Mr. Harris’s interest was piqued, and he said to his engineer: ‘Well, if you had fun, what would normal people think?’ ”
Mr. Harris called the Idaho Humane Society and offered to donate a version of what he decided to call the iPetCompanion. Within the first two weeks, the humane society’s Web site traffic went up astronomically.
“The pound hasn’t traditionally been a place that shows innovations in the tech world,” he said. But he saw potential: At parties and meetings, the same eyes that would glaze over when hearing about the possibilities of moving a conveyor belt in Singapore from a Wisconsin cubicle would light up at the mention of long-distance cat teasers.
Mr. Harris has no pets and is not a cat person. “This could not be more opposite from my area of interest,” he said. But he was pleased to learn that kitten adoptions at the Idaho Humane Society went up significantly in the weeks after the toys’ installation. Then he started to hear about the non-felines whose lives were influenced by the remote-controlled cat toys, such as a paraplegic cat lover who said she was homebound and could not have pets in her building. “It made me realize how many people want to interact with cats,’’ Mr. Harris said.

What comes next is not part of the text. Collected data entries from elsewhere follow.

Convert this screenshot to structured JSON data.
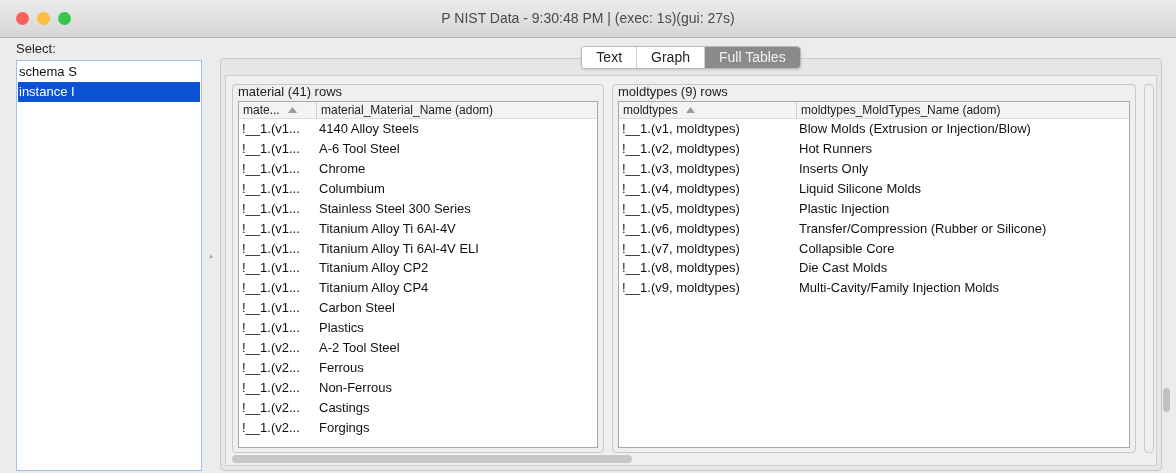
{
  "window": {
    "title": "P NIST Data - 9:30:48 PM | (exec: 1s)(gui: 27s)"
  },
  "select": {
    "label": "Select:",
    "items": [
      {
        "label": "schema S",
        "selected": false
      },
      {
        "label": "instance I",
        "selected": true
      }
    ]
  },
  "tabs": [
    {
      "label": "Text",
      "selected": false
    },
    {
      "label": "Graph",
      "selected": false
    },
    {
      "label": "Full Tables",
      "selected": true
    }
  ],
  "tables": [
    {
      "title": "material (41) rows",
      "columns": [
        "mate...",
        "material_Material_Name (adom)"
      ],
      "rows": [
        [
          "!__1.(v1...",
          "4140 Alloy Steels"
        ],
        [
          "!__1.(v1...",
          "A-6 Tool Steel"
        ],
        [
          "!__1.(v1...",
          "Chrome"
        ],
        [
          "!__1.(v1...",
          "Columbium"
        ],
        [
          "!__1.(v1...",
          "Stainless Steel 300 Series"
        ],
        [
          "!__1.(v1...",
          "Titanium Alloy Ti 6Al-4V"
        ],
        [
          "!__1.(v1...",
          "Titanium Alloy Ti 6Al-4V ELI"
        ],
        [
          "!__1.(v1...",
          "Titanium Alloy CP2"
        ],
        [
          "!__1.(v1...",
          "Titanium Alloy CP4"
        ],
        [
          "!__1.(v1...",
          "Carbon Steel"
        ],
        [
          "!__1.(v1...",
          "Plastics"
        ],
        [
          "!__1.(v2...",
          "A-2 Tool Steel"
        ],
        [
          "!__1.(v2...",
          "Ferrous"
        ],
        [
          "!__1.(v2...",
          "Non-Ferrous"
        ],
        [
          "!__1.(v2...",
          "Castings"
        ],
        [
          "!__1.(v2...",
          "Forgings"
        ]
      ]
    },
    {
      "title": "moldtypes (9) rows",
      "columns": [
        "moldtypes",
        "moldtypes_MoldTypes_Name (adom)"
      ],
      "rows": [
        [
          "!__1.(v1, moldtypes)",
          "Blow Molds (Extrusion or Injection/Blow)"
        ],
        [
          "!__1.(v2, moldtypes)",
          "Hot Runners"
        ],
        [
          "!__1.(v3, moldtypes)",
          "Inserts Only"
        ],
        [
          "!__1.(v4, moldtypes)",
          "Liquid Silicone Molds"
        ],
        [
          "!__1.(v5, moldtypes)",
          "Plastic Injection"
        ],
        [
          "!__1.(v6, moldtypes)",
          "Transfer/Compression (Rubber or Silicone)"
        ],
        [
          "!__1.(v7, moldtypes)",
          "Collapsible Core"
        ],
        [
          "!__1.(v8, moldtypes)",
          "Die Cast Molds"
        ],
        [
          "!__1.(v9, moldtypes)",
          "Multi-Cavity/Family Injection Molds"
        ]
      ]
    }
  ]
}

Read the rest of the story at the City Room blog. You can log into the playdate directly at Bideawee.org. But be forewarned: Playing with cats on the Internet is not a good way to up your work productivity. It also might result in a certain degree of judgment from certain loved ones. I felt sort of guilty playing with the online kittens while my own cat stared into the distance, bored out of her kitty mind. If only I could stick her inside of my Mac. So much going on in there! But I can’t even get her interested in the mouse.